The complete code i have is
import re
filepath = r'filepath\Q_P.txt'
regex = r"^([a-zA-Z]:)\\(?:.*\\)?(\d{2}-\d{2}-\d{4}[a-zA-Z]?)"
with open('Q_P.txt', 'r') as f:
text = f.read()
match = re.search(regex, text)
if match:
print(f"{match.group(1)} {match.group(2)}")
it seems to run fine but it returns no matches when i know the text file does infact have multiple strings that should match. Some examples of the strings in text files are as follows:
Q:\Region10LOMAs\FY 98\98-10-2537A.pdf
Q:\Region10LOMAs\FY 98\98-10-3222A.pdf
P:\DBI_rescans\11-05-4377A.pdf
P:\DBI_rescans\11-05-4378A.pdf
the output i am looking for would be along the lines of
Q:98-10-2537A
Q:98-10-3222A
P:11-05-4377A
P:11-05-4378A
Just wondering what im missing in order to actually get matches rather than it running through the code without errors and outputting nothing
>Solution :
You put a ^ at the front of your regex, so it only matches at the start of the string; you could only match the very first line in your file.
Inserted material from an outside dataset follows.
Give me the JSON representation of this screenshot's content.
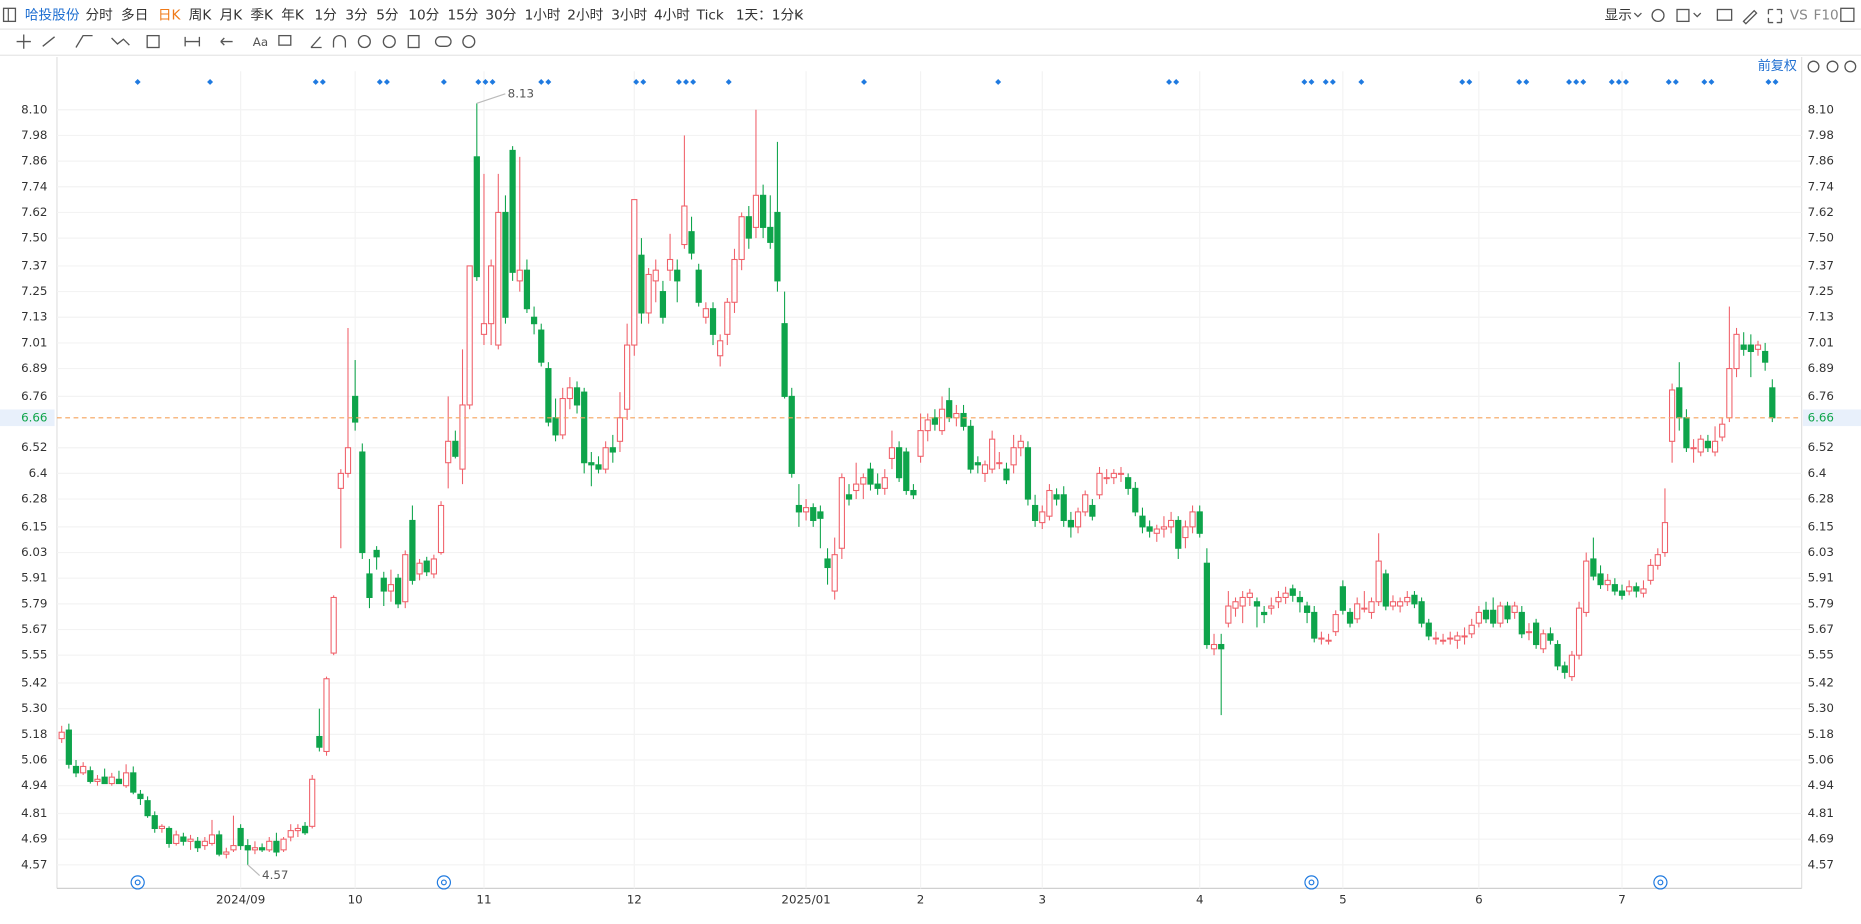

To allow it to match at the start of any line in a multiline string, add the re.M/re.MULTILINE flag:
match = re.search(regex, text, re.M)
Or just loop over your file by line and apply the unmodified regex:
compiled_re = re.compile(regex) # Precompiling removes cache lookup costs of
# module level functions
with open('Q_P.txt', 'r') as f:
for line in f:
match = compiled_re.match(line)
if match:
print(f"{match.group(1)} {match.group(2)}")
# Optionally break here if you really only want data on one hit
which (assuming you wanted to find all matches) is likely a little slower than finditer on the whole file’s data at once when the file fits in memory, but means you can run against files of essentially arbitrary size.